The productive power of conflict
For proof of the power of standing up for your own interests, consider the healthy shake to the industry that came from The Trade Desk labeling SSPs as resellers.
The Trade Desk deserves credit for forcing this conversation. To be clear, TTD’s broad-brush approach of labeling all SSPs as intermediaries that don’t add much value to the supply chain is only partially accurate in substance. But it has created exactly the kind of productive industry introspection we need. By taking such a strong stance, TTD made neutrality uncomfortable and forced legitimate players to step forward with evidence of their value.

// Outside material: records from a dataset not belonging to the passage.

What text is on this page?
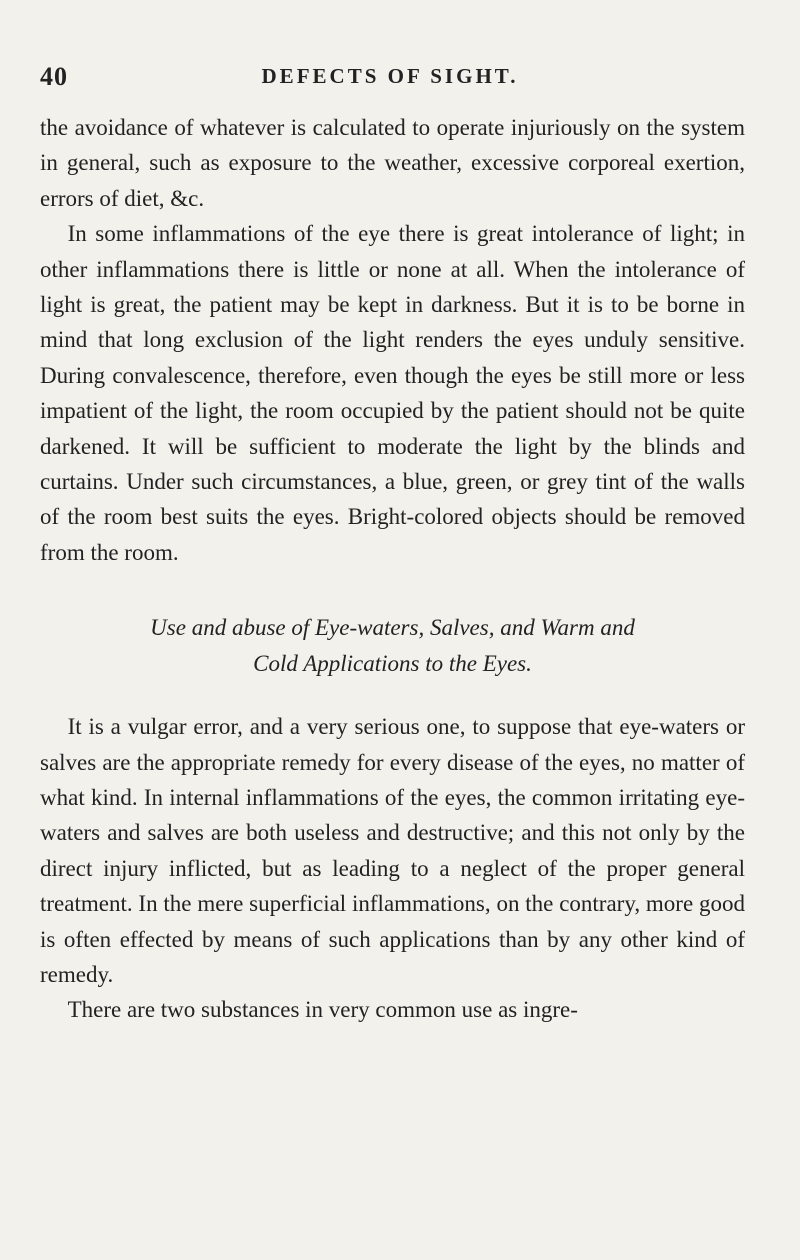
40	DEFECTS OF SIGHT.

the avoidance of whatever is calculated to operate injuriously on the system in general, such as exposure to the weather, excessive corporeal exertion, errors of diet, &c.

In some inflammations of the eye there is great intolerance of light; in other inflammations there is little or none at all. When the intolerance of light is great, the patient may be kept in darkness. But it is to be borne in mind that long exclusion of the light renders the eyes unduly sensitive. During convalescence, therefore, even though the eyes be still more or less impatient of the light, the room occupied by the patient should not be quite darkened. It will be sufficient to moderate the light by the blinds and curtains. Under such circumstances, a blue, green, or grey tint of the walls of the room best suits the eyes. Bright-colored objects should be removed from the room.

Use and abuse of Eye-waters, Salves, and Warm and
Cold Applications to the Eyes.

It is a vulgar error, and a very serious one, to suppose that eye-waters or salves are the appropriate remedy for every disease of the eyes, no matter of what kind. In internal inflammations of the eyes, the common irritating eye-waters and salves are both useless and destructive; and this not only by the direct injury inflicted, but as leading to a neglect of the proper general treatment. In the mere superficial inflammations, on the contrary, more good is often effected by means of such applications than by any other kind of remedy.

There are two substances in very common use as ingre-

This is creative destruction in action: Old structures must be dismantled for more efficient ones to emerge. The Trade Desk’s extremism on the topic of reselling created pressure; public responses from cleaned-up SSPs provided a necessary correction.
You don’t have to fully agree with TTD’s stance to see its impact. But, while we can all agree that not all DSPs and SSPs are the same, TTD forced us to confront what separates the good actors from the bad.
Index Exchange banned resellers and MFAs from its platform, proving that not all SSPs are equal. Without executives like Casale willing to make this distinction publicly, TTD’s overreach on its SSP criticisms would go unchallenged, and the industry would lose important nuance.
Why disruption drives innovation
Disruption always looks threatening to incumbents, but it compels adaptation and new business models.
By undermining the role of SSPs as interchangeable programmatic pipes, The Trade Desk forced them to own the unique value they can bring. But TTD’s public stance also forced the company to be ready to reply to the same question about what value it brings as a DSP.
Wrapped up in the back-and-forth prompted by TTD is the overall market pressure toward efficiency and innovation—the SSPs that lose access to easy margin will need to look for new competitive edges in data, measurement or curation. Innovation emerges from conflict, not consensus. If everyone in ad tech were comfortable, the market would stagnate.
Reputable ad tech companies, on both the buy and sell side, as well as industry thought leaders, must be bold and flush out the garbage generated by middlemen that add no value. But that cannot happen anonymously. Staying anonymous today is too often a convenient way to avoid making the right choice tomorrow.
Remember: Real innovation requires real accountability.